Documentation

ctrb

Controllability matrix

Co = ctrb(A,B)
Co = ctrb(sys)

Description

Co = ctrb(A,B) returns the controllability matrix:

$Co=\left[\begin{array}{ccccc}B& AB& {A}^{2}B& \dots & {A}^{n-1}B\end{array}\right]$

where A is an n-by-n matrix, B is an n-by-m matrix, and Co has n rows and nm columns.

Co = ctrb(sys) calculates the controllability matrix of the state-space LTI object sys. This syntax is equivalent to:

Co = ctrb(sys.A,sys.B);

The system is controllable if Co has full rank n.

Examples

collapse all

Define A and B matrices.

A = [1  1;
4 -2];
B = [1 -1;
1 -1];

Compute controllability matrix.

Co = ctrb(A,B);

Determine the number of uncontrollable states.

unco = length(A) - rank(Co)
unco = 1

The uncontrollable state indicates that Co does not have full rank 2. Therefore the system is not controllable.

Limitations

Estimating the rank of the controllability matrix is ill-conditioned; that is, it is very sensitive to roundoff errors and errors in the data. An indication of this can be seen from this simple example.

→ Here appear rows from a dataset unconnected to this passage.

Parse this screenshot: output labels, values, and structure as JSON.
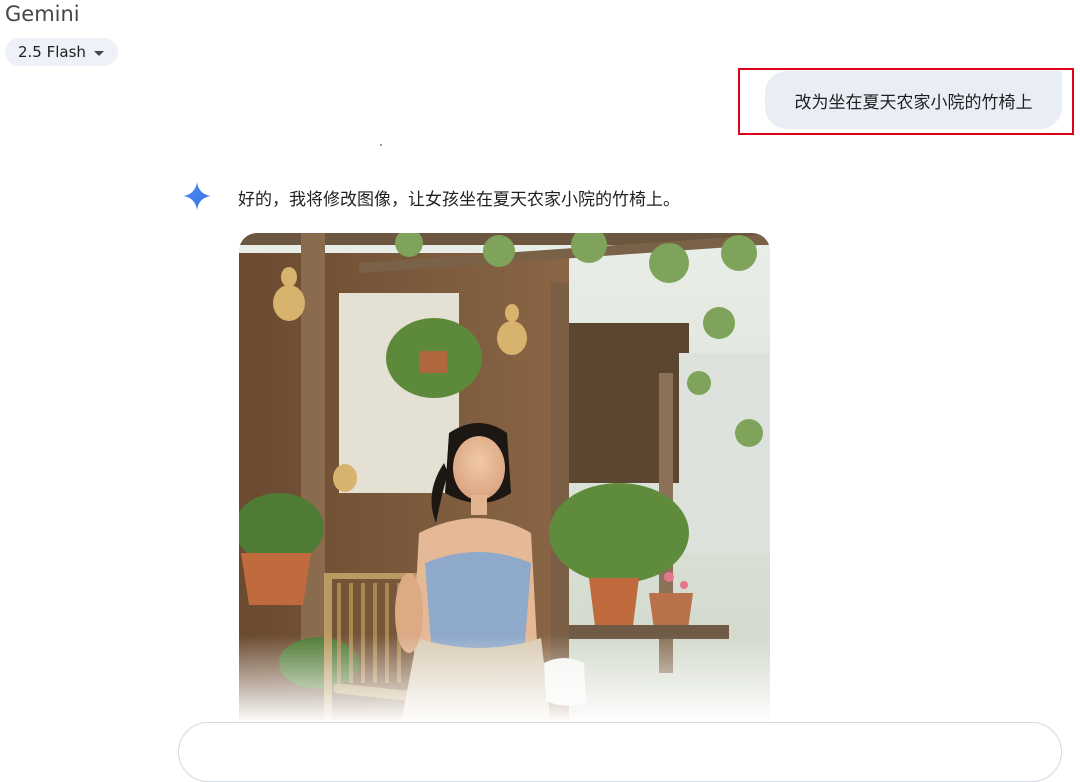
{
  "app": {
    "title": "Gemini"
  },
  "model_selector": {
    "label": "2.5 Flash"
  },
  "conversation": {
    "user_message": "改为坐在夏天农家小院的竹椅上",
    "assistant_message": "好的，我将修改图像，让女孩坐在夏天农家小院的竹椅上。"
  },
  "colors": {
    "accent": "#4285f4",
    "highlight": "#e0001b",
    "user_bubble": "#e9eef6",
    "chip": "#eef1f8"
  },
  "icons": {
    "assistant": "gemini-spark-icon",
    "dropdown": "chevron-down-icon"
  }
}
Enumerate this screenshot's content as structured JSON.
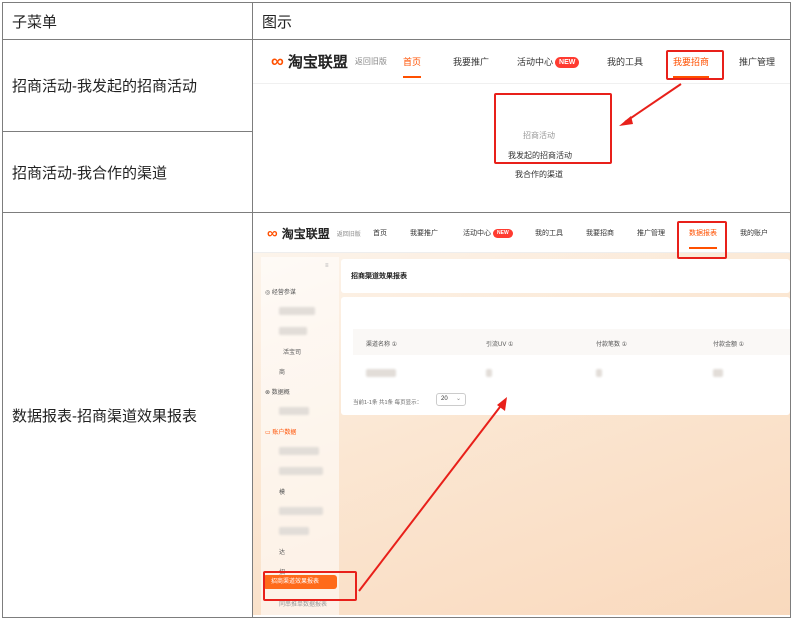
{
  "table": {
    "header": {
      "col1": "子菜单",
      "col2": "图示"
    },
    "rows": [
      {
        "label": "招商活动-我发起的招商活动"
      },
      {
        "label": "招商活动-我合作的渠道"
      },
      {
        "label": "数据报表-招商渠道效果报表"
      }
    ]
  },
  "shot1": {
    "logo_text": "淘宝联盟",
    "old_version": "返回旧版",
    "nav": [
      "首页",
      "我要推广",
      "活动中心",
      "我的工具",
      "我要招商",
      "推广管理"
    ],
    "badge_new": "NEW",
    "dropdown": {
      "title": "招商活动",
      "items": [
        "我发起的招商活动",
        "我合作的渠道"
      ]
    }
  },
  "shot2": {
    "logo_text": "淘宝联盟",
    "old_version": "返回旧版",
    "nav": [
      "首页",
      "我要推广",
      "活动中心",
      "我的工具",
      "我要招商",
      "推广管理",
      "数据报表",
      "我的账户"
    ],
    "badge_new": "NEW",
    "sidebar": {
      "section_1": "经营参谋",
      "section_2": "数据概",
      "section_3": "账户数据",
      "active_item": "招商渠道效果报表",
      "item_partial_1": "活宝司",
      "item_partial_2": "商",
      "item_partial_3": "模",
      "item_partial_4": "达",
      "item_partial_5": "招",
      "item_below": "同串推单数据报表"
    },
    "report_title": "招商渠道效果报表",
    "columns": [
      "渠道名称 ①",
      "引流UV ①",
      "付款笔数 ①",
      "付款金额 ①"
    ],
    "pager_text": "当前1-1条 共1条   每页显示：",
    "page_size": "20",
    "collapse_icon": "≡"
  },
  "colors": {
    "accent": "#ff5000",
    "annotation_red": "#e8201a"
  }
}
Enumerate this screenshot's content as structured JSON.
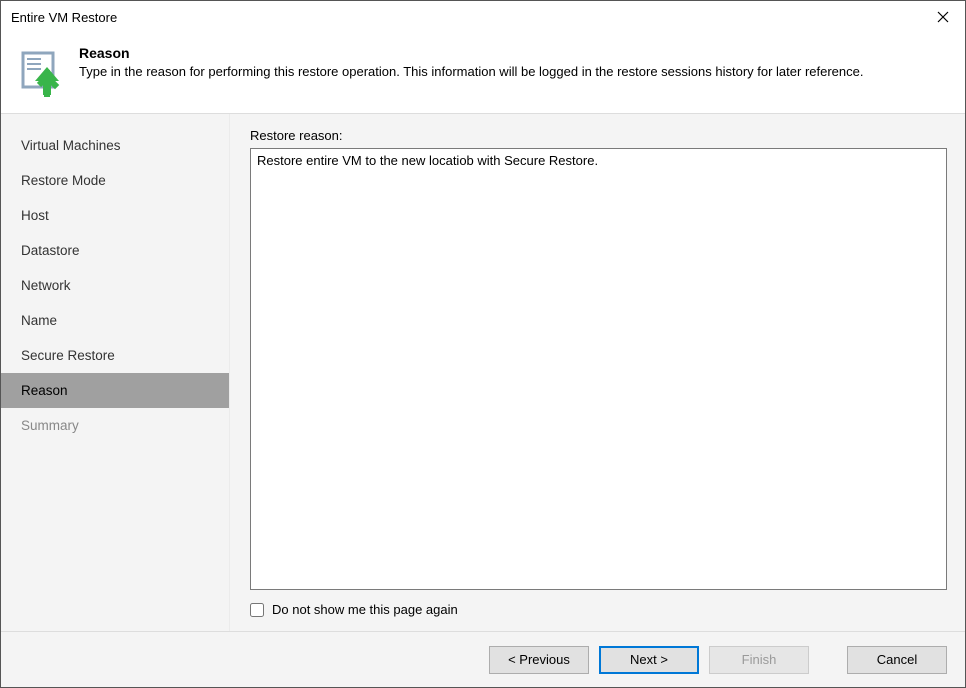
{
  "window": {
    "title": "Entire VM Restore"
  },
  "header": {
    "title": "Reason",
    "description": "Type in the reason for performing this restore operation. This information will be logged in the restore sessions history for later reference."
  },
  "sidebar": {
    "items": [
      {
        "label": "Virtual Machines",
        "active": false,
        "disabled": false
      },
      {
        "label": "Restore Mode",
        "active": false,
        "disabled": false
      },
      {
        "label": "Host",
        "active": false,
        "disabled": false
      },
      {
        "label": "Datastore",
        "active": false,
        "disabled": false
      },
      {
        "label": "Network",
        "active": false,
        "disabled": false
      },
      {
        "label": "Name",
        "active": false,
        "disabled": false
      },
      {
        "label": "Secure Restore",
        "active": false,
        "disabled": false
      },
      {
        "label": "Reason",
        "active": true,
        "disabled": false
      },
      {
        "label": "Summary",
        "active": false,
        "disabled": true
      }
    ]
  },
  "main": {
    "reason_label": "Restore reason:",
    "reason_value": "Restore entire VM to the new locatiob with Secure Restore.",
    "checkbox_label": "Do not show me this page again",
    "checkbox_checked": false
  },
  "footer": {
    "previous_label": "< Previous",
    "next_label": "Next >",
    "finish_label": "Finish",
    "cancel_label": "Cancel"
  }
}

$A=\begin{array}{cc}\left[\begin{array}{cc}1& \delta \\ 0& 1\end{array}\right],& B=\left[\begin{array}{l}1\\ \delta \end{array}\right]\end{array}$

This pair is controllable if $\delta \ne 0$ but if $\delta <\sqrt{eps}$, where eps is the relative machine precision. ctrb(A,B) returns

$\left[\begin{array}{cc}B& AB\end{array}\right]=\left[\begin{array}{cc}1& 1\\ \delta & \delta \end{array}\right]$

which is not full rank. For cases like these, it is better to determine the controllability of a system using ctrbf.